Method three: Use and look up sets
The idea behind using look-up sets to solve this problem is simple:
1. If it is “land”, try merging with your surroundings.
2. If the current is a “body of water”, I merge all the “bodies of water” together. For this purpose, I set up a virtual node that means “all the bodies of water are connected to this virtual node”.
Note:
1. For point 1 above: If the current is “land”, try to merge with the surrounding “, in this case “surrounding” does not need to be “depth first” and “breadth first”, the direction is all around. In fact, just go “right” and “down”, for the simple reason that you can imagine a “4” and “2” algorithm execution flow in your head (or watch the animation I show below) and you can see that “4” is not necessary;
2. For the second point above: since I set “virtual node”, when I returned “number of islands”, it should be the number of connected components -1. Do not forget to remove the “water area” component represented by “virtual node”, and the remaining number of connected components is “number of islands”.
The illustration
Code implementation 5:
from typing import List
class Solution:
def numIslands(self, grid: List[List[str]]) - >int:
class UnionFind:
def __init__(self, n) :
self.count = n
self.parent = [i for i in range(n)]
self.rank = [1 for _ in range(n)]
def get_count(self) :
return self.count
def find(self, p) :
whilep ! = self.parent[p]: self.parent[p] = self.parent[self.parent[p]] p = self.parent[p]return p
def is_connected(self, p, q) :
return self.find(p) == self.find(q)
def union(self, p, q) :
p_root = self.find(p)
q_root = self.find(q)
if p_root == q_root:
return
if self.rank[p_root] > self.rank[q_root]:
self.parent[q_root] = p_root
elif self.rank[p_root] < self.rank[q_root]:
self.parent[p_root] = q_root
else:
self.parent[q_root] = p_root
self.rank[p_root] += 1
self.count -= 1
row = len(grid)
#, sentenced to
if row == 0:
return 0
col = len(grid[0])
def get_index(x, y) :
return x * col + y
# Note: We don't have to try all four directions like DFS and BFS, just look to the right and below
directions = [(1.0), (0.1)]
# Open up one more space and assign water "0" to this virtual boss
dummy_node = row * col
# The extra space is the virtual space
uf = UnionFind(dummy_node + 1)
for i in range(row):
for j in range(col):
# If it's water, connect to that virtual space
if grid[i][j] == '0':
uf.union(get_index(i, j), dummy_node)
if grid[i][j] == '1':
# down to the right if they're both land, that's "1", they're going to merge
for direction in directions:
new_x = i + direction[0]
new_y = j + direction[1]
if new_x < row and new_y < col and grid[new_x][new_y] == '1':
uf.union(get_index(i, j), get_index(new_x, new_y))

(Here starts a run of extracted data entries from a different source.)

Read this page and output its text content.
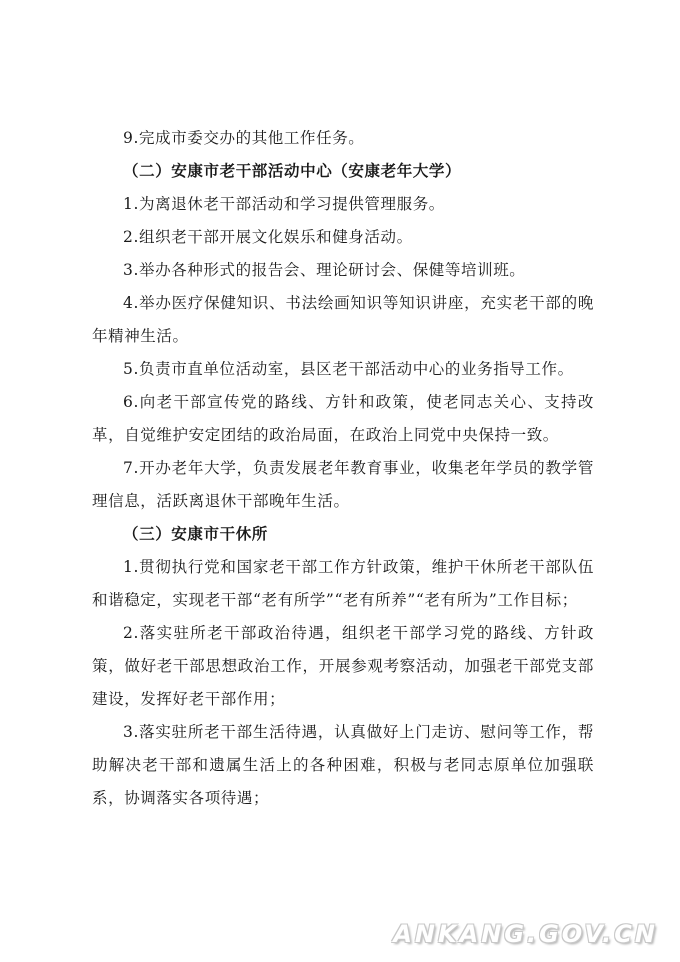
9.完成市委交办的其他工作任务。

（二）安康市老干部活动中心（安康老年大学）

1.为离退休老干部活动和学习提供管理服务。

2.组织老干部开展文化娱乐和健身活动。

3.举办各种形式的报告会、理论研讨会、保健等培训班。

4.举办医疗保健知识、书法绘画知识等知识讲座，充实老干部的晚年精神生活。

5.负责市直单位活动室，县区老干部活动中心的业务指导工作。

6.向老干部宣传党的路线、方针和政策，使老同志关心、支持改革，自觉维护安定团结的政治局面，在政治上同党中央保持一致。

7.开办老年大学，负责发展老年教育事业，收集老年学员的教学管理信息，活跃离退休干部晚年生活。

（三）安康市干休所

1.贯彻执行党和国家老干部工作方针政策，维护干休所老干部队伍和谐稳定，实现老干部“老有所学”“老有所养”“老有所为”工作目标；

2.落实驻所老干部政治待遇，组织老干部学习党的路线、方针政策，做好老干部思想政治工作，开展参观考察活动，加强老干部党支部建设，发挥好老干部作用；

3.落实驻所老干部生活待遇，认真做好上门走访、慰问等工作，帮助解决老干部和遗属生活上的各种困难，积极与老同志原单位加强联系，协调落实各项待遇；

ANKANG.GOV.CN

Don't forget to subtract the virtual node
return uf.get_count() - 1
if __name__ == '__main__':
grid = [['1'.'1'.'1'.'1'.'0'],
['1'.'1'.'0'.'1'.'0'],
['1'.'1'.'0'.'0'.'0'],
['0'.'0'.'0'.'0'.'0']]
solution = Solution()
result = solution.numIslands(grid)
print(result)
Copy the codeThere’s one caveat here: You can fix this problem without creating marked arrays, but there are a few things you should know.
- For the input of the algorithm, a lot of times you don’t mind modifying the input, unless you’re being asked to modify the input;
- moreover
markedArrays don’t have to save this space, space is getting less and less valuable now, and it can be reclaimed when the program is done. When we write algorithms, we should strive for optimal time complexity and readable code.